This week’s post is in response to a fellow intellectual property attorney’s inquiry asking my opinion on the following matter (which he probably would have preferred in a 3-4 sentence email, but oh well). On May 4, 2009, a company out of California called Pulser Music Services, Inc. (“Pulser”) filed an application to register the trademark RDIO. This application is pending for a variety of products and services, most notably “streaming of audio materials over the Internet, mobile devices, wireless internet networks or systems, and other computer and electronic communication networks,” “music download services provided over the Internet, mobile devices, wireless internet networks or systems, and other computer and electronic communication networks,” and “broadcasting and transmission of streamed and downloadable digital audio and video content via computer and other communication networks.” I don’t know about you, but if I saw the RDIO mark in promotional materials that advertise and explain Pulser’s services, I would probably pronounce the mark as the generic word “radio.” However, on Pulser’s website, it claims that the mark “is a combination of the words radio and audio, and we pronounce it r-dee-o.” In my humble opinion, this is absolute bologna since RDIO does not incorporate any phonetic element of the term “audio” that is separate and distinct from any phonetic element of the term “radio.” It’s merely “radio” spelled by your average 4 year old.

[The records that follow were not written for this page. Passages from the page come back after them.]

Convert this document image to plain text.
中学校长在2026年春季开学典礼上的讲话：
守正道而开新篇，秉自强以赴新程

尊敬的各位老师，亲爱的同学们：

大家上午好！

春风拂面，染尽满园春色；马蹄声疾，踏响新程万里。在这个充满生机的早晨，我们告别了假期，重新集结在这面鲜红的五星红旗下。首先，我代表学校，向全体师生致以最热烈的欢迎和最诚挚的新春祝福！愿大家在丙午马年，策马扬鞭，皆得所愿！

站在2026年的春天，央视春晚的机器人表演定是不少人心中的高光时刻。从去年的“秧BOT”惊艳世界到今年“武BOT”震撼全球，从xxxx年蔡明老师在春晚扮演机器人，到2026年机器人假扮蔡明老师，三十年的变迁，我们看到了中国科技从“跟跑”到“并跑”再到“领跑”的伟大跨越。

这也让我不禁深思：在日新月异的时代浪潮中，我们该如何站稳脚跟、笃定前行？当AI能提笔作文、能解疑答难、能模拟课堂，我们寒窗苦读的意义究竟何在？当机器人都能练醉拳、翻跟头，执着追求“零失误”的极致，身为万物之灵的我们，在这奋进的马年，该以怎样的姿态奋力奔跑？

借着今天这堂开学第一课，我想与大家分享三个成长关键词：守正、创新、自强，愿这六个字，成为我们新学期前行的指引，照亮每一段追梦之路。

Anyway, about three months later, a trademark examining attorney at the Trademark Office reviewed Pulser’s application and specifically requested that Pulser “specify whether the letters RDIO have any significance in the computer software, internet, or entertainment industry or as applied to the goods/services described in the application.” In response, Pulser bluntly indicated that RDIO “has no significance in the relevant trade or industry or as applied to the goods/services listed in the application.” Relying on Pulser’s representations, the Trademark Examining Attorney allowed Pulser’s application to be published for opposition on September 30, 2009 (it wasn’t challenged by any third party) and the Notice of Allowance was issued on January 12, 2010, thereby giving Pulser six months to provide proof to the Trademark Office that it is actually using the mark in interstate commerce in connection with all of the products and services recited in the application.

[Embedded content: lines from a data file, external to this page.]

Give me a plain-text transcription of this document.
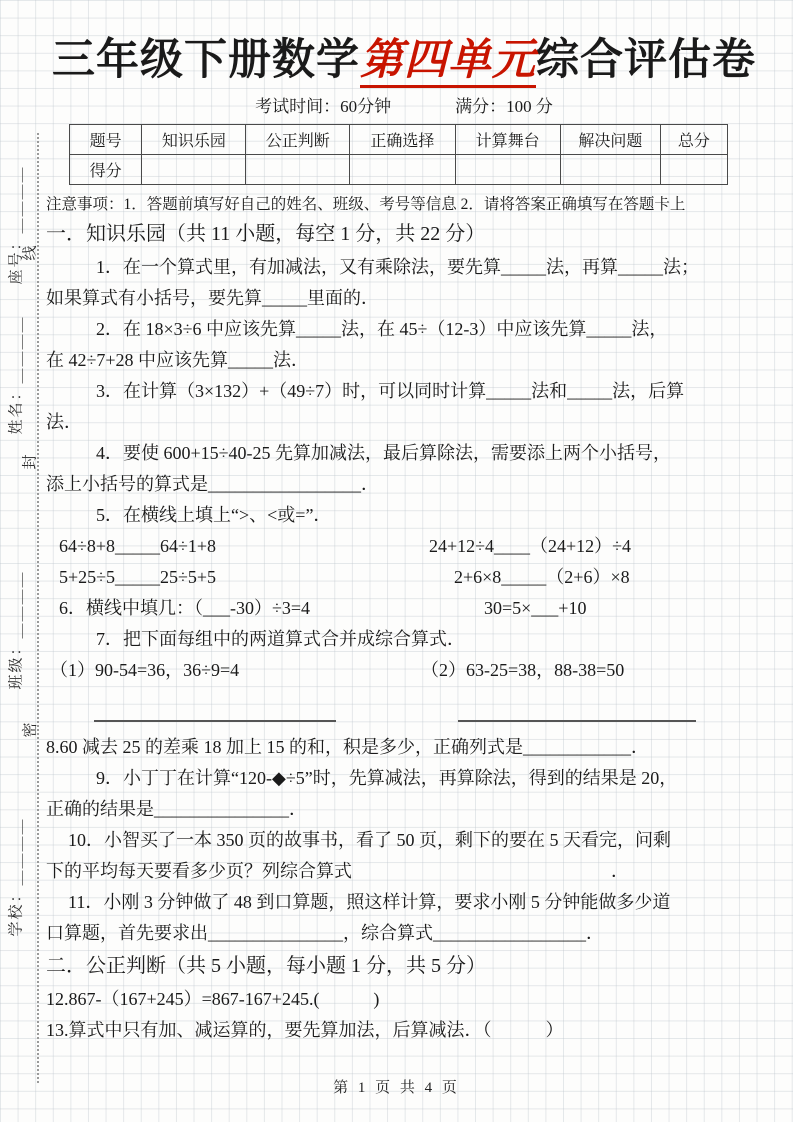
座号：＿＿＿＿
姓名：＿＿＿＿
班级：＿＿＿＿
学校：＿＿＿＿
线
封
密
三年级下册数学第四单元综合评估卷
考试时间：60分钟	满分：100 分
题号	知识乐园	公正判断	正确选择	计算舞台	解决问题	总分
得分						

注意事项：1．答题前填写好自己的姓名、班级、考号等信息 2．请将答案正确填写在答题卡上

一．知识乐园（共 11 小题，每空 1 分，共 22 分）

1．在一个算式里，有加减法，又有乘除法，要先算_____法，再算_____法；

如果算式有小括号，要先算_____里面的．

2．在 18×3÷6 中应该先算_____法，在 45÷（12-3）中应该先算_____法，

在 42÷7+28 中应该先算_____法．

3．在计算（3×132）+（49÷7）时，可以同时计算_____法和_____法，后算

法．

4．要使 600+15÷40-25 先算加减法，最后算除法，需要添上两个小括号，

添上小括号的算式是_________________．

5．在横线上填上“>、<或=”．

64÷8+8_____64÷1+8	24+12÷4____（24+12）÷4

5+25÷5_____25÷5+5	2+6×8_____（2+6）×8

6．横线中填几：（___-30）÷3=4	30=5×___+10

7．把下面每组中的两道算式合并成综合算式．

（1）90-54=36，36÷9=4	（2）63-25=38，88-38=50

8.60 减去 25 的差乘 18 加上 15 的和，积是多少，正确列式是____________．

9．小丁丁在计算“120-◆÷5”时，先算减法，再算除法，得到的结果是 20，

正确的结果是_______________．

10．小智买了一本 350 页的故事书，看了 50 页，剩下的要在 5 天看完，问剩

下的平均每天要看多少页？列综合算式	．

11．小刚 3 分钟做了 48 到口算题，照这样计算，要求小刚 5 分钟能做多少道

口算题，首先要求出_______________，综合算式_________________．

二．公正判断（共 5 小题，每小题 1 分，共 5 分）

12.867-（167+245）=867-167+245.(　　　)

13.算式中只有加、减运算的，要先算加法，后算减法．（　　　）

第 1 页 共 4 页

If you couldn’t already tell from my tone, I strongly believe the Trademark Office made a gross error in not refusing to register Pulser’s RDIO mark on the basis that it is generic for many of the products and services listed in the application. As many of you probably already know, generic terms are not trademarks and can never be protected if their primary meaning is the actual name of the product or service with which they are being used. For instance, the word “soap” for body cleansers is generic, as is the word “pencil” for certain writing utensils. This tenet also holds true for misspellings of generic terms that do not materially change their common meaning. For example, the word “photo” does not become any less generic for photography products and services by spelling it “foto” unless that spelling alters the meaning or connotation of “photo.” That is why the owners of FOTO FANTASY (Reg. No. 2769186), FOTO QUICK (Reg. No. 2997542), and FIRST FOTO (Reg. No. 2926355) were required to disclaim exclusive rights to use “photo” apart from the marks as a whole. Unquestionably, the word “foto” in these situations is simply an intentional misspelling and nothing more.

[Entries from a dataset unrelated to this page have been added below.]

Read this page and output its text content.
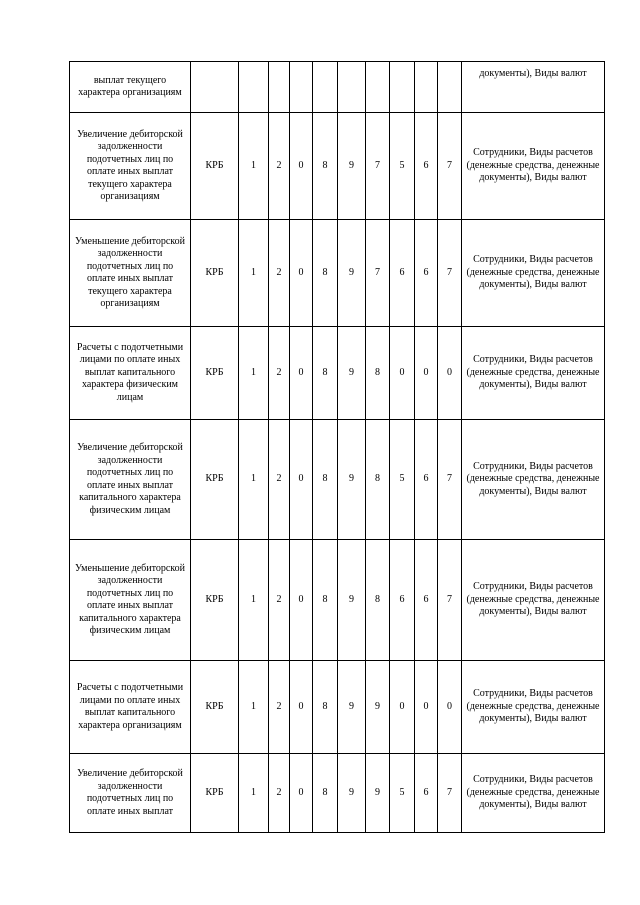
выплат текущего характера организациям											документы), Виды валют
Увеличение дебиторской задолженности подотчетных лиц по оплате иных выплат текущего характера организациям	КРБ	1	2	0	8	9	7	5	6	7	Сотрудники, Виды расчетов (денежные средства, денежные документы), Виды валют
Уменьшение дебиторской задолженности подотчетных лиц по оплате иных выплат текущего характера организациям	КРБ	1	2	0	8	9	7	6	6	7	Сотрудники, Виды расчетов (денежные средства, денежные документы), Виды валют
Расчеты с подотчетными лицами по оплате иных выплат капитального характера физическим лицам	КРБ	1	2	0	8	9	8	0	0	0	Сотрудники, Виды расчетов (денежные средства, денежные документы), Виды валют
Увеличение дебиторской задолженности подотчетных лиц по оплате иных выплат капитального характера физическим лицам	КРБ	1	2	0	8	9	8	5	6	7	Сотрудники, Виды расчетов (денежные средства, денежные документы), Виды валют
Уменьшение дебиторской задолженности подотчетных лиц по оплате иных выплат капитального характера физическим лицам	КРБ	1	2	0	8	9	8	6	6	7	Сотрудники, Виды расчетов (денежные средства, денежные документы), Виды валют
Расчеты с подотчетными лицами по оплате иных выплат капитального характера организациям	КРБ	1	2	0	8	9	9	0	0	0	Сотрудники, Виды расчетов (денежные средства, денежные документы), Виды валют
Увеличение дебиторской задолженности подотчетных лиц по оплате иных выплат	КРБ	1	2	0	8	9	9	5	6	7	Сотрудники, Виды расчетов (денежные средства, денежные документы), Виды валют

Similarly, Pulser’s RDIO mark is clearly the word “radio” with the second letter missing. Contrary to Pulser’s assertions, the general consuming public would primarily recognize RDIO as merely a misspelling or variation of “radio” when used in connection with Pulser’s audio broadcasting and streaming services. Even if you believe Pulser’s nonsensical statement that RDIO is a fusion of “radio” and “audio” that should be pronounced “r-dee-o,” wouldn’t it have made more sense for Pulser to apply to register ARDIO? Now, that looks like a combination of those two words. But, of course, it doesn’t look much like “radio,” now does it? It’s almost like Pulser came up with it reasoning for choosing RDIO after the fact in order to help bolster its defense to a possible challenge.
In sum, RDIO is no more a trademark for audio broadcasting services than FOTO is for photography services. If u disagre, plz feel fre 2 leav a komment.